Chelsea sale would cement English soccer as an American outpost
A US-led takeover of the club means more Premier League teams are controlled by American investors than British.
Few takeovers in the history of English soccer have been more complicated than the forced sale of Chelsea Football Club. Pressed onto the market after its billionaire owner Roman Abramovich was sanctioned by the UK government for his ties to Russian President Vladimir Putin, the team immediately drew interest from investors around the world, all hoping to leap on of soccer’s glitziest brands.
But for all the twists of government involvement, a military conflict in Ukraine, and a protracted bidding war, the process appears to be heading for what has become the most familiar Premier League outcome: a marquee club landing under American control.
A group led by Los Angeles Dodgers part-owner Todd Boehly on Friday entered exclusive talks to acquire Chelsea from Abramovich for over $US3bn ($4.25bn), potentially setting up the richest ever acquisition of a sports team. (The forthcoming sale of the Denver Broncos in the NFL would likely exceed it.) If it is finalised, Boehly’s deal for Chelsea would mean that American investors will hold majority stakes in more English Premier League clubs (seven) than investors from the UK (six), a scenario that might have seemed impossible when the league was founded in 1992. Back then, English clubs were typically controlled by local, self-made millionaires who had bought into their boyhood teams.
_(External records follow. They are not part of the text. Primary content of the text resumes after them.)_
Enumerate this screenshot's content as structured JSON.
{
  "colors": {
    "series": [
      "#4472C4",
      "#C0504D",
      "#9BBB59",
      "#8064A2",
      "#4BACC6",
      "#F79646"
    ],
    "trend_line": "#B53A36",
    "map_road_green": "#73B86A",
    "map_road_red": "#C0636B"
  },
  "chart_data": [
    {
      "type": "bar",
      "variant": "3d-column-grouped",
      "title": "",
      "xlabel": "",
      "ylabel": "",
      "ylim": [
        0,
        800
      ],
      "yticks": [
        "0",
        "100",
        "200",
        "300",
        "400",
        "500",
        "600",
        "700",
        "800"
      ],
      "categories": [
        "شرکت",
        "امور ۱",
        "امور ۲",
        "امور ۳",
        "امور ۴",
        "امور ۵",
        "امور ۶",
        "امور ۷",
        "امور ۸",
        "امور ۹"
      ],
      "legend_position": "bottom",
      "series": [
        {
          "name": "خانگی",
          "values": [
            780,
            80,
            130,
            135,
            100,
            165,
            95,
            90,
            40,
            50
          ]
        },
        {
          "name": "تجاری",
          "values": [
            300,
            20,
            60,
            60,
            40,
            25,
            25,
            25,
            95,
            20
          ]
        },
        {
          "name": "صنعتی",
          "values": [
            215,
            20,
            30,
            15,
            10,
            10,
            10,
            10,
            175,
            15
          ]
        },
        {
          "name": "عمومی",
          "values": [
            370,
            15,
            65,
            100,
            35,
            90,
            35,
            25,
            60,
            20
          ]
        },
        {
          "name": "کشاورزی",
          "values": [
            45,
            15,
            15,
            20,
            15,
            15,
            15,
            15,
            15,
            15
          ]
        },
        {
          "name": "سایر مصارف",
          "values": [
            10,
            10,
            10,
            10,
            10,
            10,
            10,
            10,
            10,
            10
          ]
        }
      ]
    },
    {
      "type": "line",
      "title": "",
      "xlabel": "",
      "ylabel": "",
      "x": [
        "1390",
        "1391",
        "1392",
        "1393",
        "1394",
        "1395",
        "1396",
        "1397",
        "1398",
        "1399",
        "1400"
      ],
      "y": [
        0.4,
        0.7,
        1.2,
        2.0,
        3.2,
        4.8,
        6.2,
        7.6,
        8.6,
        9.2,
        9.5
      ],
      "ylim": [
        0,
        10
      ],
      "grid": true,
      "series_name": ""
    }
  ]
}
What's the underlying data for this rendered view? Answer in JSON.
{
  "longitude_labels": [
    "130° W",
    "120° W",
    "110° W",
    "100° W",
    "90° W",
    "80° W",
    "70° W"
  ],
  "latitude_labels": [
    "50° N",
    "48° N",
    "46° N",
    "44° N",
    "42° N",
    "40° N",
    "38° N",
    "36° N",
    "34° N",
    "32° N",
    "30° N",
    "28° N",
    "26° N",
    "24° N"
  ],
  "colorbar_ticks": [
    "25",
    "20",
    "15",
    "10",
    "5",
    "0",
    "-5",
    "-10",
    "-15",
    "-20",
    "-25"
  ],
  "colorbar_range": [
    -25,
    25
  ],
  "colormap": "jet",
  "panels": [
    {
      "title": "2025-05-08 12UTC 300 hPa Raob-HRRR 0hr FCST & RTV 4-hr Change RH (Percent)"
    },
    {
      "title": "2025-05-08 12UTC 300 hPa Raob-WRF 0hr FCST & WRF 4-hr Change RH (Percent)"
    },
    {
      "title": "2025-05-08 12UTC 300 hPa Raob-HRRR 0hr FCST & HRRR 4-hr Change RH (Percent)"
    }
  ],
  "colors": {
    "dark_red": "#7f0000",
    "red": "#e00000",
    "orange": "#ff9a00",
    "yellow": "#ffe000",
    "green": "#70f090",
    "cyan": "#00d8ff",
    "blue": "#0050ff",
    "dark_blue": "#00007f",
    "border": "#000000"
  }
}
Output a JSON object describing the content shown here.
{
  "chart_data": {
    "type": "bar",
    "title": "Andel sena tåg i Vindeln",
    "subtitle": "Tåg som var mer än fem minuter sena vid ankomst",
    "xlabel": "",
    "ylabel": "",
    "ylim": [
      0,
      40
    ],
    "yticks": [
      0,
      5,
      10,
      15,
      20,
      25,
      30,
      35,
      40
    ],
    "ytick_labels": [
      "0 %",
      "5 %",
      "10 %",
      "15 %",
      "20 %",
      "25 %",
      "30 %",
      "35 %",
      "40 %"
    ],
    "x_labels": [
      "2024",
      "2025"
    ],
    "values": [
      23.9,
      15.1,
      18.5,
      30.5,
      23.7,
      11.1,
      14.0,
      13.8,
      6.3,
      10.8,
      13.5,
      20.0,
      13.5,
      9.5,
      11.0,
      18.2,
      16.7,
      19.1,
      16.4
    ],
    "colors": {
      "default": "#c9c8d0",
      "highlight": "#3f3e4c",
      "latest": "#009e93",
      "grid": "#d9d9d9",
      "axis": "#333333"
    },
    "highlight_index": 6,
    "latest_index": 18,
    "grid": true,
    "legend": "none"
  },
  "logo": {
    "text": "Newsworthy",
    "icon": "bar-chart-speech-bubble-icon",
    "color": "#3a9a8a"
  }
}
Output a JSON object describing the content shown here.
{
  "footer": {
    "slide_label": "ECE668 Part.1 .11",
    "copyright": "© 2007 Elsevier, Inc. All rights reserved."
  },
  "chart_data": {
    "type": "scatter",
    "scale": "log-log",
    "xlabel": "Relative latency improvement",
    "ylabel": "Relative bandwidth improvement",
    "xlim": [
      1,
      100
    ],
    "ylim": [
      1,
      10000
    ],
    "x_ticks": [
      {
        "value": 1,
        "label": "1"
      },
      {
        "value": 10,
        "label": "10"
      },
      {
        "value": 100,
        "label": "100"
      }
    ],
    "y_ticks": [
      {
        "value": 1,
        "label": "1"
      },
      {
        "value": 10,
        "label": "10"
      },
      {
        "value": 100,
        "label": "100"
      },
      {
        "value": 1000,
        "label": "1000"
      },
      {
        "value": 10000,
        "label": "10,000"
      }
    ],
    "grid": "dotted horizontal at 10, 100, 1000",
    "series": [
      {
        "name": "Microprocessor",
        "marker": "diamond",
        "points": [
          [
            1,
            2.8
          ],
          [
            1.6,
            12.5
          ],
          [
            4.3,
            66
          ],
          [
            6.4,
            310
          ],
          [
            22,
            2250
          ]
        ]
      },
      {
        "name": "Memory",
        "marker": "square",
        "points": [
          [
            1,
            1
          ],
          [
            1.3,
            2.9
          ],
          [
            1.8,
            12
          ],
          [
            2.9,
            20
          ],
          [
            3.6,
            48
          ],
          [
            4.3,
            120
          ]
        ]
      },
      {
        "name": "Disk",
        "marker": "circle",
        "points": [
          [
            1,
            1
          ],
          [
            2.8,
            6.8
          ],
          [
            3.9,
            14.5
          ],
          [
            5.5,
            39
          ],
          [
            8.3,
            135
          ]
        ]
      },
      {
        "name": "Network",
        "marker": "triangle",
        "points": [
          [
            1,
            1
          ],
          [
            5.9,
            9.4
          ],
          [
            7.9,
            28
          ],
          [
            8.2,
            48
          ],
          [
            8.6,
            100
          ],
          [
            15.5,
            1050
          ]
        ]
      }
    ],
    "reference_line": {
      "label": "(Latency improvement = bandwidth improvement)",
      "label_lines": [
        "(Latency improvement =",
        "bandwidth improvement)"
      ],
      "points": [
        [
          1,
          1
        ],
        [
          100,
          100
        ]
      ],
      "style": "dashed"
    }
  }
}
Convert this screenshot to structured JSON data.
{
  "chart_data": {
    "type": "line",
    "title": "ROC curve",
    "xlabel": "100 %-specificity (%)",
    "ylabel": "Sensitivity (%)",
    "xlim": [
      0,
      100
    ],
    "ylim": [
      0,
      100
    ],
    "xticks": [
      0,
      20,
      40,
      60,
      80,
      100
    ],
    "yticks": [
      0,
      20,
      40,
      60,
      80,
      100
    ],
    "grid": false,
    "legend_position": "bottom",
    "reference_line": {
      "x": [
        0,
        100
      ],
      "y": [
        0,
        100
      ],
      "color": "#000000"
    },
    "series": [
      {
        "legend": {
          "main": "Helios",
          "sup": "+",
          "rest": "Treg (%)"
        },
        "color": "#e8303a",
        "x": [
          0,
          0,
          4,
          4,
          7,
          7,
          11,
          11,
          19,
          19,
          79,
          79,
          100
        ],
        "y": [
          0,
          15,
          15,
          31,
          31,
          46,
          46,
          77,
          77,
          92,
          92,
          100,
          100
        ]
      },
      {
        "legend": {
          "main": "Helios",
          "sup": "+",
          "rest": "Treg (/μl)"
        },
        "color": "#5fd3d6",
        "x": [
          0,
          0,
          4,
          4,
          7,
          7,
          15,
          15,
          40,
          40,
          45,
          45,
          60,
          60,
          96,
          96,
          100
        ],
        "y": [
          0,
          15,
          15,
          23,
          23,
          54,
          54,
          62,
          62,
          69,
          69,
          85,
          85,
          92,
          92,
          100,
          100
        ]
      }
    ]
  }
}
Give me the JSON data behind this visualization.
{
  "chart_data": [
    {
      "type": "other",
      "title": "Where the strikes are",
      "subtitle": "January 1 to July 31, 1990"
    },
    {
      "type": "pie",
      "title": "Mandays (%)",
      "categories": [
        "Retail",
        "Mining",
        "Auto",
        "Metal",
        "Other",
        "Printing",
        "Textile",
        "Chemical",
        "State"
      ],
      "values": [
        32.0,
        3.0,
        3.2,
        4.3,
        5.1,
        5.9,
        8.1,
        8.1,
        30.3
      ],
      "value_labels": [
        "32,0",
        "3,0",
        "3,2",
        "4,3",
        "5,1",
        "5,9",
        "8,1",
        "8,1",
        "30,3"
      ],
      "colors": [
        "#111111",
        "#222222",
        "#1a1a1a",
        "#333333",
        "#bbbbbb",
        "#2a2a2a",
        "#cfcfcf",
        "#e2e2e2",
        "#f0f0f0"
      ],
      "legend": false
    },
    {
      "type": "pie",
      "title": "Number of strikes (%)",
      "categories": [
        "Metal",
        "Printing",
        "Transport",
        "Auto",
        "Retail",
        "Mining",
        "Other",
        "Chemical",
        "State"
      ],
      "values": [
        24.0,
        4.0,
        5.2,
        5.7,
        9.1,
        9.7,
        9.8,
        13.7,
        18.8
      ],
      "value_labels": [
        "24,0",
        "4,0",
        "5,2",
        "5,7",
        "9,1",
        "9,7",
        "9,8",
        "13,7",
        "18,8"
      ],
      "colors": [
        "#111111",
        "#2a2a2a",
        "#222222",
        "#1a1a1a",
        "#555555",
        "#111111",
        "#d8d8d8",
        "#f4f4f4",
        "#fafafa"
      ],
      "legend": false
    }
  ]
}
Wall Street tycoons were still a long way from caring about the fates of places like Burnley and Liverpool.
Few properties in sports, however, can match an English soccer team for sheer planetary reach. The Premier League is shown in more than 190 countries and far outstrips the viewing figures for any other domestic sports league.
As the league grew richer and more popular – off the back of massive television rights sales and international distribution – interest from abroad began to trickle in. When Abramovich bought Chelsea in 2003, he was only the second non-British owner in the league’s history. Americans soon followed him in, actively courted by Premier League executives. Former Aston Villa owner Randy Lerner, whose family had also owned the Cleveland Browns, remembered being told in the early 2000s that any of half a dozen clubs could be his for the right price.
Within a decade, US money was buying in. The Glazer family was installed at Manchester United, Boston Red Sox owner Fenway Sports Group acquired Liverpool, and the sports and real-estate mogul Stan Kroenke was taking over Arsenal. Their clubs competed for trophies, spent big in the transfer market, and capitalised on rapidly growing interest from stateside fans. NBCUniversal spent $US1bn for six years of Premier League rights in the US. And last year, it reupped for another six years for $US2.7bn.
The U.S. effectively had its fifth major sports league. It just happened to play its games across the Atlantic.
So it was no coincidence when the Boehly consortium’s most serious competition came from two other American-backed groups in a process overseen by a New York-based Raine Group. One was headed by Stephen Pagliuca, co-owner of the Boston Celtics and co-chairman of the private-equity firm Bain Capital, while the other was driven by Philadelphia 76ers co-owners and private-equity investors Josh Harris and David Blitzer. The process had earlier included the Chicago Cubs-owning Ricketts family as well, until the group pulled out following the revelation of certain racist emails.
For the British government, which needs to approve any final agreement, a US takeover was much less fraught than the Premier League’s previous sale, which saw a group led by the Public Investment Fund of Saudi Arabia acquire Newcastle United. The vocal public backlash raised questions over Saudi’s human rights record, its ability to outspend nearly any rival, and how much control the Saudi crown might exert over the club.
The Chelsea sale comes without those issues. But the expanding US influence in English soccer still meets plenty of hand-wringing in Britain. Petrochemicals billionaire Jim Ratcliffe made it clear how he felt about foreign ownership in his late offer for the club on Friday.
“This is a British bid, for a British club,” he wrote in a statement. “We believe that a club is bigger than its owners who are temporary custodians of a great tradition.” Ratcliffe, who already owns soccer clubs in France and Switzerland, is not believed to represent a challenge to the Boehly group’s bid. He had a chance to bid early in the process, did little diligence, and is no longer considered a serious candidate, people familiar with the matter said.
The relationship between English fans and American investors has rarely been smooth. When the Glazer family took over Manchester United in a massive leveraged buyout in 2005, it was met with protests outside the stadium and death threats. Seats around United’s home stadium of Old Trafford are still dotted with stickers reading “Glazers Out.” Arsenal fans routinely call for Kroenke to sell the club. And even Liverpool supporters, who have seen their team return to the pinnacle of European soccer, turned on FSG in 2021 after the debacle of the failed attempt to establish a European Super League.
Chelsea supporters are hoping they won’t have to do the same, the club’s Supporters’ Trust wrote. “Any new owner of Chelsea FC must demonstrate its commitment to protecting supporters and the club’s heritage.”
Cara Lombardo contributed to this article.